Distribute on GPU data creation of random variable

I try to generate independent random variable with tensorflow distributed code on different GPU.
I use the split method on the random generator to generate n subgenerators for my n GPU. Then i’d like to run some code distributed with each GPU using its own subgenerator.
It is a tack commonly achieved on software using MPI but i could not find any way to achieve with TF.
Here is an example on code not working trying to distribute the work on 2 GPU.

import numpy as np
import tensorflow as tf
import time
import sys, os
import argparse

parser = argparse.ArgumentParser()
parser.add_argument('--n_gpus', type=int, default=1)
args = parser.parse_args()
n_gpus = args.n_gpus

device_type = "GPU"
devices = tf.config.experimental.list_physical_devices(
          device_type)
devices_names = [d.name.split('e:')[1] for d in devices]
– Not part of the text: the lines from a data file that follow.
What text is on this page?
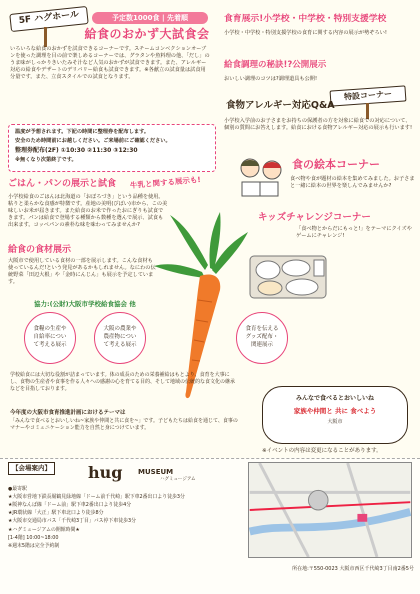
5F ハグホール	予定数1000食 | 先着順
給食のおかず大試食会
いろいろな給食のおかずを試食できるコーナーです。スチームコンベクションオーブンを使った調理を目の前で楽しめるコーナーでは、グラタンや魚料理の他、「だし」のうま味がしっかりきいたみそ汁など人気のおかずが試食できます。また、アレルギー対応の給食やデザートのデリバリー給食も試食できます。※各献立の試食量は試食用分量です。また、立食スタイルでの試食となります。

温度が予想されます。下記の時間に整理券を配布します。

安全のため時間前にお越しください。ご来場前にご確認ください。

整理券配布(2F) ①10:30 ②11:30 ③12:30

※無くなり次第終了です。

ごはん・パンの展示と試食 牛乳と関する展示も!
小学校給食のごはんは北海道の「おぼろづき」という品種を使用。粘りと柔らかな食感が特徴です。産地の美明(びばい)市から、この美味しいお米が届きます。また給食のお米で作ったおにぎりも試食できます。パンは給食で登場する種類から数種を選んで展示、試食も出来ます。コッペパンの素朴な味を味わってみませんか?
給食の食材展示
大阪市で使用している食材の一部を展示します。こんな食材も使っているんだ!という発見があるかもしれません。なにわの伝統野菜「田辺大根」や「金時にんじん」も展示を予定しています。
協力:(公財)大阪市学校給食協会 他
食糧の生産や自給率について考える展示
大阪の農業や農産物について考える展示
食育を伝えるグッズ配布・関連展示
食育展示!小学校・中学校・特別支援学校
小学校・中学校・特別支援学校の食育に関する内容の展示が勢ぞろい!
給食調理の秘訣!?公開展示
おいしい調理のコツは?調理道具も公開!
特設コーナー
食物アレルギー対応Q&A
小学校入学前のお子さまをお持ちの保護者の方を対象に給食での対応について、個別の質問にお答えします。給食における食物アレルギー対応の展示も行います!
食の絵本コーナー
食べ物や食が題材の絵本を集めてみました。お子さまと一緒に絵本の世界を楽しんでみませんか?
キッズチャレンジコーナー
「食べ物とからだにもっと!」をテーマにクイズやゲームにチャレンジ!
学校給食には大切な役割が詰まっています。体の成長のための栄養補給はもとより、食育を大事にし、食物の生産者や食事を作る人々への感謝の心を育てる目的、そして地域の伝統的な食文化の継承などを目指しております。
今年度の大阪市食育推進計画におけるテーマは
「みんなで食べるとおいしいね~家族や仲間と共に食を~」です。子どもたちは給食を通じて、食事のマナーやコミュニケーション能力を自然と身につけています。
みんなで食べるとおいしいね
家族や仲間と 共に 食べよう
大阪市
※イベントの内容は変更になることがあります。
【会場案内】 hug MUSEUM
ハグミュージアム

●最寄駅

★大阪市営地下鉄長堀鶴見緑地線「ドーム前千代崎」駅下車2番出口より徒歩3分

★阪神なんば線「ドーム前」駅下車2番出口より徒歩4分

★JR環状線「大正」駅下車北口より徒歩8分

★大阪市交通局市バス「千代崎3丁目」バス停下車徒歩3分

★ハグミュージアムの開館時間★

[1-4階] 10:00~18:00

※週末5階は完全予約制

所在地:〒550-0023 大阪市西区千代崎3丁目南2番5号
strategy = tf.distribute.MirroredStrategy( devices=devices_names[:n_gpus])


with strategy.scope():   
    optimizerControl= tf.keras.optimizers.Adam(learning_rate = 1e-3)
    modelControl = tf.keras.Sequential([tf.keras.layers.Dense(8, activation = tf.nn.relu),
                                        tf.keras.layers.Dense(1 )])
    
@tf.function
def cal( locGen, nbSimul, modelControl):
    x= locGen.normal( [nbSimul])
    return tf.reduce_sum(tf.square(modelControl(tf.expand_dims(x, axis=-1))[:,0]-tf.square(x)))
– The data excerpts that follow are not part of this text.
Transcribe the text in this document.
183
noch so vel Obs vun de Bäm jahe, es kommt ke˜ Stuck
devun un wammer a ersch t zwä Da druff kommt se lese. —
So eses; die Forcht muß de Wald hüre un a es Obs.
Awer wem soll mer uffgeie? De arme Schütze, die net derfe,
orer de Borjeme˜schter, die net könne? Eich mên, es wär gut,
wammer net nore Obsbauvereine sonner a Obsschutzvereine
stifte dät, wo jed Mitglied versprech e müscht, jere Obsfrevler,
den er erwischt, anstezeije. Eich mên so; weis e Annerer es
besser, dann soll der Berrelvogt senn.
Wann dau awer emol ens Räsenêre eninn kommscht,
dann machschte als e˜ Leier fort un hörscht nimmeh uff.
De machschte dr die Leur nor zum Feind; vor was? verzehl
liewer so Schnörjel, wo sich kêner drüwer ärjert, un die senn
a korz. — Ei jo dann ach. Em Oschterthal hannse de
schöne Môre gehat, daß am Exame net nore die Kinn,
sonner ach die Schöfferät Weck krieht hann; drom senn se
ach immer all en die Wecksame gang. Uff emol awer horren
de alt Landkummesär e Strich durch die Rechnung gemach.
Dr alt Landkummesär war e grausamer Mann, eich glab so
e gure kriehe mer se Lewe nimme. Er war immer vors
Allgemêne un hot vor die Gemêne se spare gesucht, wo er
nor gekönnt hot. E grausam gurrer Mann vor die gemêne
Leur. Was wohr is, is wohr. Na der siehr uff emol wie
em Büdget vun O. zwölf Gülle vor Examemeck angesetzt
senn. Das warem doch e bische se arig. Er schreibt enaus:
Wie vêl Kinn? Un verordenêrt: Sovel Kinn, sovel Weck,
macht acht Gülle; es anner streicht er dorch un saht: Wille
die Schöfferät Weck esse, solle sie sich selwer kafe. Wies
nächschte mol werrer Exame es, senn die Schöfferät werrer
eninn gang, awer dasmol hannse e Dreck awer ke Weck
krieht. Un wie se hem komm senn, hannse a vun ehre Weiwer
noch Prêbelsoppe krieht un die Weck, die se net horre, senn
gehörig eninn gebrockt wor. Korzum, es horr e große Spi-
def train_step(newGen,  nbSimul, modelControl, optimizerControl):
    i = tf.distribute.get_replica_context().replica_id_in_sync_group
    print("Devic run", i)
    with tf.GradientTape() as tape:
         loss = cal( newGen[i], nbSimul, modelControl)
    gradients = tape.gradient(loss, modelControl.trainable_variables)
    optimizerControl.apply_gradients(zip(gradients, modelControl.trainable_variables))
    return loss
    

def distributed_train_step(newGen,nbSimul, modelControl, optimizerControl):
  per_replica_losses = strategy.run(train_step, args=(newGen,int(nbSimul/n_gpus), modelControl, optimizerControl,))
  return strategy.reduce(tf.distribute.ReduceOp.SUM, per_replica_losses,
                         axis=None)/nbSimul
                         
gen = tf.random.Generator.from_seed(1)
newGen = gen.split(n_gpus)
batchSize=10
for epoch in range(10):
    valTest = distributed_train_step(newGen,batchSize,modelControl,optimizerControl)

If someone knows if it is possible.
Thank you.